Neonatal Intensive Care Units (NICU) in low resource hospitals are busy places. At National OBGYN Hospital in Hanoi, where the first baby was treated with Firefly, there were 9 rooms and 150 newborns. At all the hospitals we visited across many countries, one of the scarcest resources was counter space. When we asked nurses to show us where they would keep Firefly in the NICU, she picked it up and tried placing it in one of the standard infant cots. Unfortunately, the device was just a couple inches too long to fit inside the rails! The experience repeated itself at hospital after hospital. There was a standard-sized infant cot, so the team took measurements before we left.
Result: We ensured the final design would not be so long, and that it would leave extra room to hold onto the device while lifting it in and out of a typical infant cot.
One of our hopes was for the new design to be used in the room with mom, bringing mom and baby together for breastfeeding, bonding, and to better watch over the baby. Luckily an intrepid mom was willing to give it a try. We placed the device next to her on the bed and she lay next to it with the lights on. She reported that she could lie comfortably next to it and it wasn't too bright for her eyes. She also indicated that she loved the idea of having her baby close during treatment.
Result: We maintained a similar device configuration to enable it to fit on mom's bed.
After experiencing the process side by side with Design that Matters, our Firefly manufacturing partner, MTTS, is now using rapid prototyping to design a radically new version of their Continuous Positive Airway Pressure (CPAP) machine to help newborns with respiratory distress.
MTTS is using user interface rapid prototypes during interviews with doctors and other stakeholders to design the new machine. MTTS used rapid prototyping materials to make a variety of different form factors for feedback around aesthetics and ergonomics. Paper printouts stand in for displays and controls.
To gather stakeholder feedback from experts across the world, MTTS developed a survey highlighting various options for displays and controls. Domain experts including East Meets West partner doctors responded to the questionnaire, the results are being used to inform the design.

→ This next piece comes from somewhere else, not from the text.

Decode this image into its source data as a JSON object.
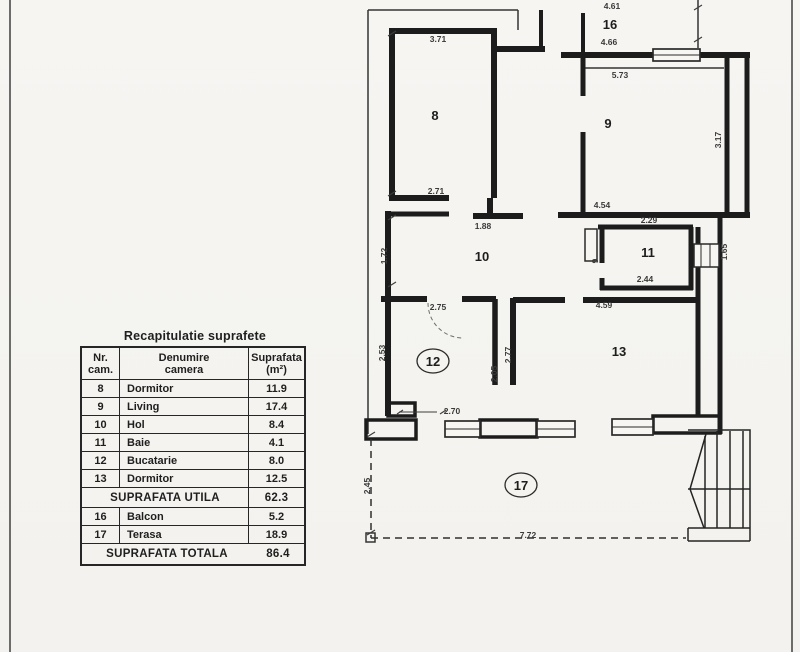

The contrasts between the original CPAP and the new design concepts are striking! The redesign is made possible by newly-developed internal resources and capacity at MTTS, built with help from Design that Matters during the Firefly project. The result is an organization that now approaches each new device through a human-centered design lens, and is better-positioned to create world class designs that will save many newborns across the globe.